Elu·e : ce que se former veut dire

 La question de la formation des élu·es locaux renvoie aux principes de fonctionnement de la démocratie représentative. Si celle-ci suppose que toute personne puisse représenter ses concitoyens dans le respect des conditions d’éligibilité, on oublie bien souvent que c’est une activité très exigeante, qui requiert des compétences spécifiques et des formations adaptées.

Pourquoi les élu·es se forment-ils/elles ?
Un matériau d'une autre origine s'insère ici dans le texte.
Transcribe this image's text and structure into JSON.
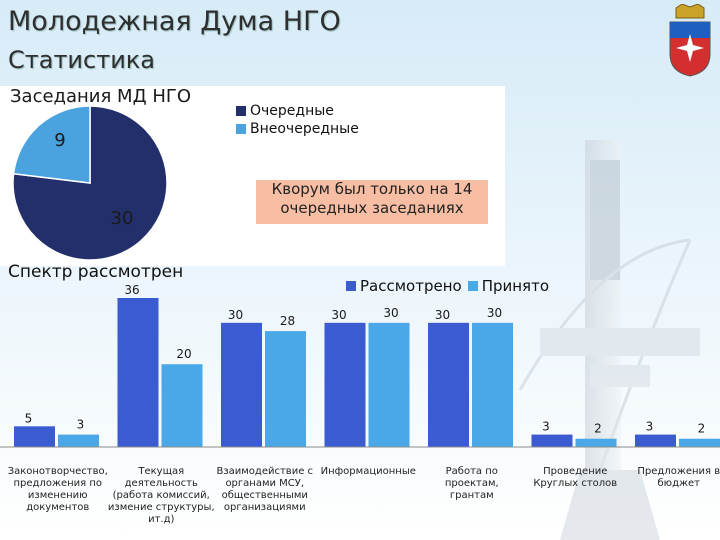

« Les élu·es ont besoin de se former ? Mais pourquoi ? » Cela résume les réactions habituelles lorsqu’on évoque la formation des élu·es. A l’inverse, rares sont ceux qui s’inquiètent de savoir si des élus peu ou pas formé·es seront en capacité de prendre des décisions avisées. La question est d’autant plus prégnante que le transfert progressif de nombreuses compétences étatiques aux collectivités locales dans le cadre des lois de décentralisation contribue à spécialiser le mandat local.

Quelles sont les compétences nécessaires aux élus ? Comment les acquièrent-ils ? Si ces questions se posent naturellement pour la plupart des métiers, ce n’est pas le cas pour le mandat électif, davantage considéré comme une fonction symbolique que comme une véritable activité professionnelle. La définition de ces compétences varie donc en fonction du rôle qu’endossent les élus, de l’arène dans laquelle ils évoluent et de la nature des personnes interrogées (citoyens, pairs, journalistes, etc.), comme en témoignent les nombreux procès en incompétence ou en professionnalisme dont ils/elles font l’objet.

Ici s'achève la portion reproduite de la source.